Jumat, 24 Mei 2013

Otonomi Daerah Serta Permasalahannya Pada RUU Daerah Istimewa Yogyakarta



Otonomi Daerah Serta Permasalahannya Pada RUU Daerah Istimewa Yogyakarta

                                       

                                                Tengku Razil Kadri ( 5315102704 )

      


Disetujui oleh dosen mata kuliah Pendidikan Kewarganegaraan




Martini, SH.MH.

KATA PENGANTAR

Puji dan syukur kita haturkan kehadirat Allah SWT, karena berkat rahmatnya kami dapat menyusun dan menyelesaikan makalah tentang “Otonomi Daerah Serta Permasalahannya Pada RUU Daerah Istimewa Yogyakarta ”
Makalah “Otonomi Daerah Serta Permasalahannya Pada RUU Daerah Istimewa Yogyakarta ”  ini disusun sebagai salah satu syarat penilaian dalam mata kuliah Pendidikan Kewarganegaraan  yang menjadi mata kuliah softskill, dengan makalah ini mahasiswa menulis bisa dijadikan acuan bagi pembaca untuk menambah pengetahuan di dunia kewarganegaraan ,khususnya mahasiswa/i teknik mesin.
Kami mengakui adanya kekurangan dalam penyusunan makalah ini, untuk itu kami mengharapkan adanya kritik dan saran dari para pembaca agar kami dapat menyempurnakan penulisan makalah ini.



PEMBAHASAN


Otonomi Daerah Serta Permasalahannya Pada RUU Daerah Istimewa Yogyakarta

Pengertian Otonomi Daerah
Otonomi daerah dapat diartikan sebagai hak, wewenang, dan kewajiban yang diberikan kepada daerah otonom untuk mengatur dan mengurus sendiri urusan pemerintahan dan kepentingan masyarakat setempat untuk meningkatkan daya guna dan hasil guna penyelenggaraan pemerintahan dalam rangka pelayanan terhadap masyarakat dan pelaksanaan pembangunan sesuai dengan peraturan perundang-undangan.
Sedangkan yang dimaksud dengan daerah otonom adalah kesatuan masyarakat hukum yang mempunyai batas-batas wilayah yang berwenang mengatur dan mengurus urusan pemerintahan dan kepentingan masyarakat setempat menurut prakarsa sendiri berdasarkan aspirasi masyarakat.

Permasalahan RUU Daerah Istimewa Yogyakarta
Untuk kesekian kalinya masalah keistimewaan Daerah Istimewa Yogyakarta mengalami gonjang ganjing.

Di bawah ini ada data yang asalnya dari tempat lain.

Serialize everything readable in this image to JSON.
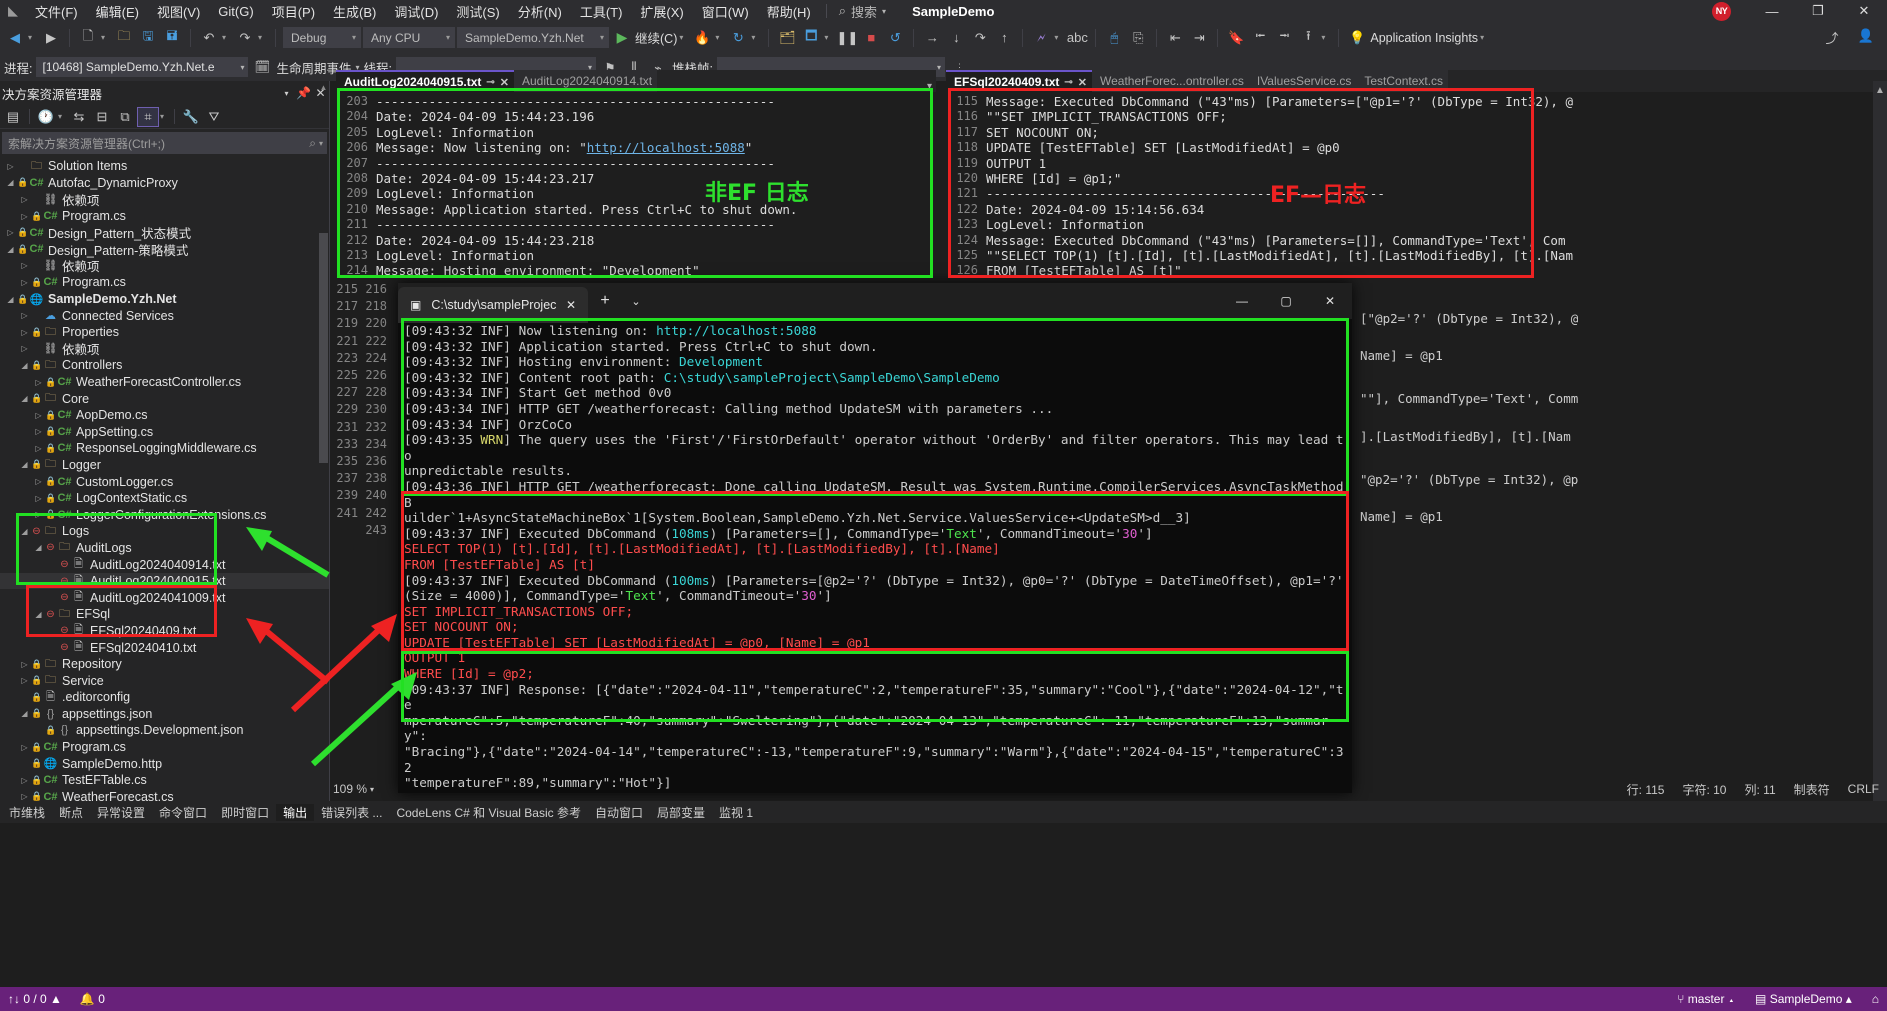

Hal ini dipicu oleh pernyataan Presiden SBY dalam sidang terbatas kabinet baru-baru ini (26/11/2010). Presiden dalam arahannya menyatakan bahwa dalam pengaturan DIY tidak mungkin Indonesia menerapkan sistem monarki, karena akan bertabrakan baik dengan konstitusi maupun nilai demokrasi. Lebih lanjut SBY mengatakan bahwa dalam penggodokan RUU DIY pemerintah berpijak pada tiga hal, yaitu pilar sistem nasional yaitu negara kesatuan RI yang dalam UUD 1945; keistimewaan DIY dari sejarah dari aspek lain yang memang harus diperlakukan secara khusus; dan Indonesia merupakan negara hukum dan demokrasi.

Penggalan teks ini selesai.